The Great Barrier marine reserve debate is not just about 50,000 hectares, nor about poor
public consultation and notice. It is about inconsistencies in policy and principle, misrepresentation, selective reporting, exclusion from proper process, blind adherence to protectionist ideology, and institutional contempt for legitimate alternative interests.


The DOC information sheet announcing the Great Barrier marine reserve proposal, the
supporting speeches and media statements by the Minister Chris Carter and the Auckland Conservator Mr. McCallum, and the selective media reporting of the marine reserve proposal and process to date by vested interests deliver all the rhetoric but none of the answers to the issues that have been raised by those who oppose loss of fishing opportunity in the absence of any credible threat or risk that might justify the declaration of a no-take marine reserve.


The NZ Rock Lobster Industry Council does not support the proposal for a marine reserve on
the north eastern coast of Great Barrier Island and will lodge a formal objection to any application made for one that is not consistent with the principles and purposes of the Marine Reserves Act 1971.

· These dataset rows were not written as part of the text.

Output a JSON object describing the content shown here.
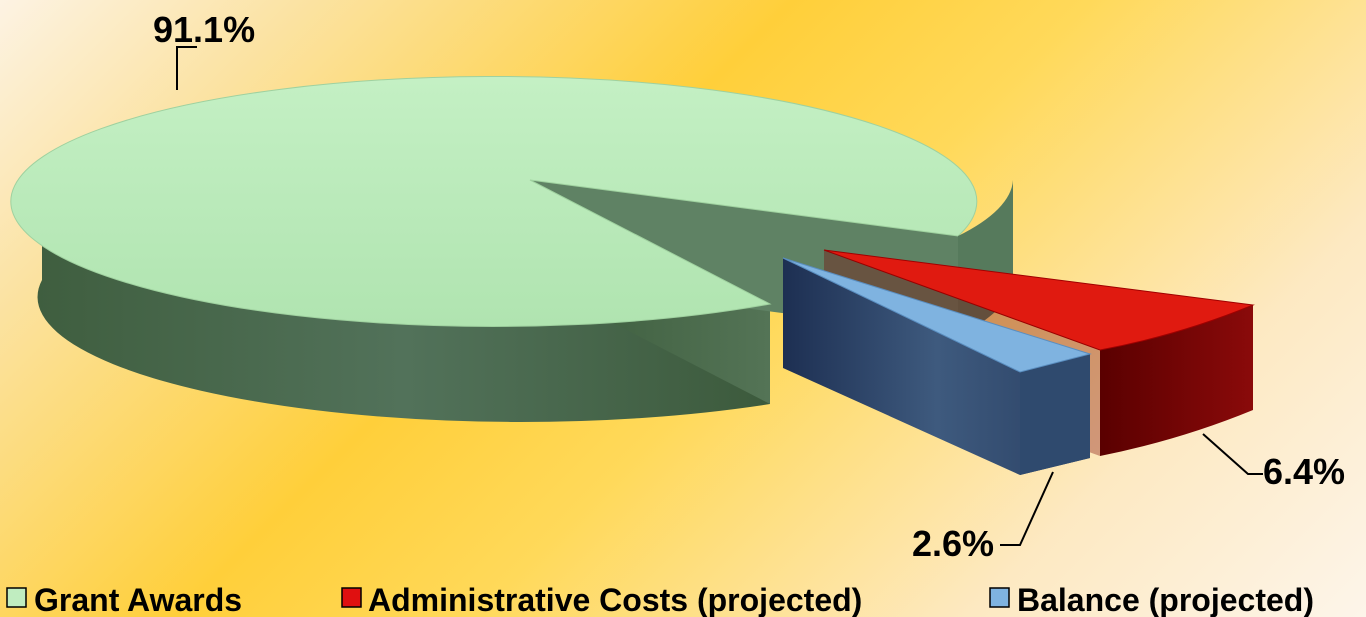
{
  "chart_data": {
    "type": "pie",
    "title": "",
    "legend_position": "bottom",
    "slices": [
      {
        "name": "Grant Awards",
        "value": 91.1,
        "label": "91.1%",
        "color": "#b8ebb8"
      },
      {
        "name": "Administrative Costs (projected)",
        "value": 6.4,
        "label": "6.4%",
        "color": "#e01010"
      },
      {
        "name": "Balance (projected)",
        "value": 2.6,
        "label": "2.6%",
        "color": "#6fa8dc"
      }
    ]
  }
}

NZ Rock Lobster Industry Council
Daryl Sykes
Executive Officer
Research Programme Manager


1.CRA – Fisheries Act acronym for NZ rock lobster.
2. ACE – annual catch entitlement owned by commercial fishermen.
3.Question: “Are there any particular areas on the north-east coast and offshore waters that you think should not be protected as a marine reserve?….
4. Question: “Do you support the principle of a marine reserve somewhere on the north-east coast of Great Barrier Island?”
“CRA 2 – the model results suggest that the current stock abundance is higher than in the 1979-88
reference period, with exploitation rates of 20-25% in each season under current catch levels. Model results seem robust to the range of assumptions examined in the sensitivity trials. In particular, the effect of assuming a higher non-commercial catch history in the model resulted in similar current and projected stock status.” – Rock Lobster Fishery Assessment Working Group Report – 2002 Plenary Report (MFish)
MaxLS is one of the many input controls used in the Western Australia rock lobster fishery.